The marvelously entertaining Czech film, King of Thieves begins in a small remote Ukrainian village as two village children–Mimma (Julia Khanverdieva) and Barbu (Iakov Kultiasov) entertain the locals with an amateur acrobatic show. But then in the distance, the villagers spot a white Jaguar which they recognize as belonging to the larger than life–Caruso (Lazar Ristovski). Caruso, apparently, periodically appears in the village to recruit children for his European circus, and this is how it works: Caruso spies a likely child, pays the acquiescent parents X number of rubles. He promises fame and fortune, and the child leaves never to return.

kingBarbu’s dream comes true when Caruso selects him, and he confidently talks Caruso into taking his adopted sister too. There’s a horrible sense that something is terribly wrong with this arrangement, but no questions are asked and a tearful Mimma and a triumphant Barbu leave with Caruso.

While it’s fairly obvious that Caruso is up to no good, ten-year-old Barbu is too young to read the signals. Even when he’s separated from Mimma, taken to a dilapidated Big Tent in a walled compound in Germany, and thrown inside a tatty trailer, Barbu still believes that he’ll be “the King of the Circus.” Caruso feeds this idea by sustaining Barbu’s faith with his gregarious demeanor and doing the odd magic trick. He’s teamed up with a tough Albanian boy named Marcel (Oktay Ozdemir) who teaches him the ropes, and soon Barbu is trained to steal from incautious shoppers and tourists. Barbu delights Caruso, and while Caruso’s vicious underlings spot the fact that Barbu is potentially trouble, Caruso has a weakness for the boy. Meanwhile Caruso loses Mimma in a card game to a revolting pimp.

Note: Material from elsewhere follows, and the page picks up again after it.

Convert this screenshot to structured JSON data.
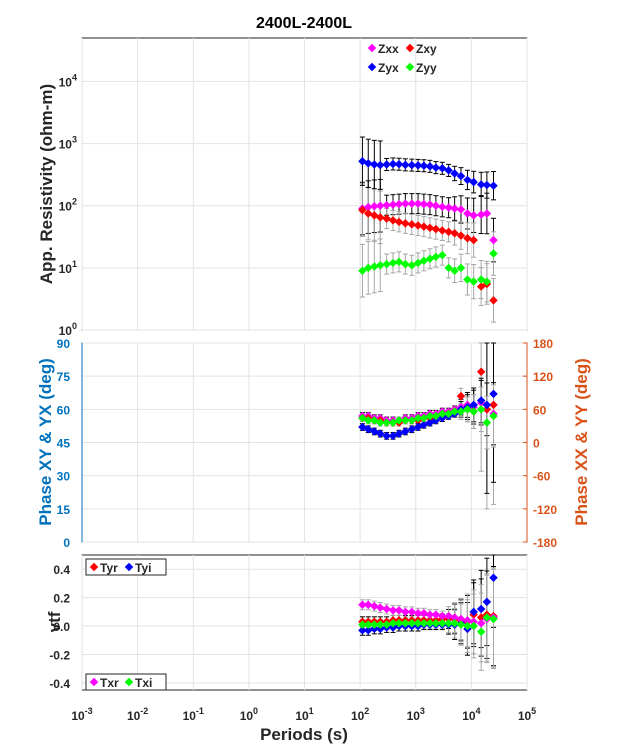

King of Thieves works incredibly well–partially because the audience sniffs that Caruso is an utter rotter from the start, so we follow Barbu’s fate with baited breath, and a sense that we cannot abandon this delightful, bright, and persistent little boy. Also Caruso’s false world of the circus creates a layer of the phantasmagorical that is underscored by the scenes of Caruso’s past as a trapeze artist with his now crippled partner Julie (Katharina Thalbach). Julie–who looks as though she just stepped from Weimar’s Berlin–is also attracted to Barbu’s spirit. And in many ways to the twisted couple (Julie and Caruso), Barbu represents their lost idealism.

The film includes some painful scenes of abuse of the children enslaved by Caruso’s net, but this is a riveting tale, and it deserves a much wider audience. It’s the sort of foreign film that people who don’t like foreign film would find themselves enjoying. The DVD extras include an interview with director Ivan Fila in which he explains the difficulties he had completing the film–as well as the real life incidents behind the story. In German with English subtitles.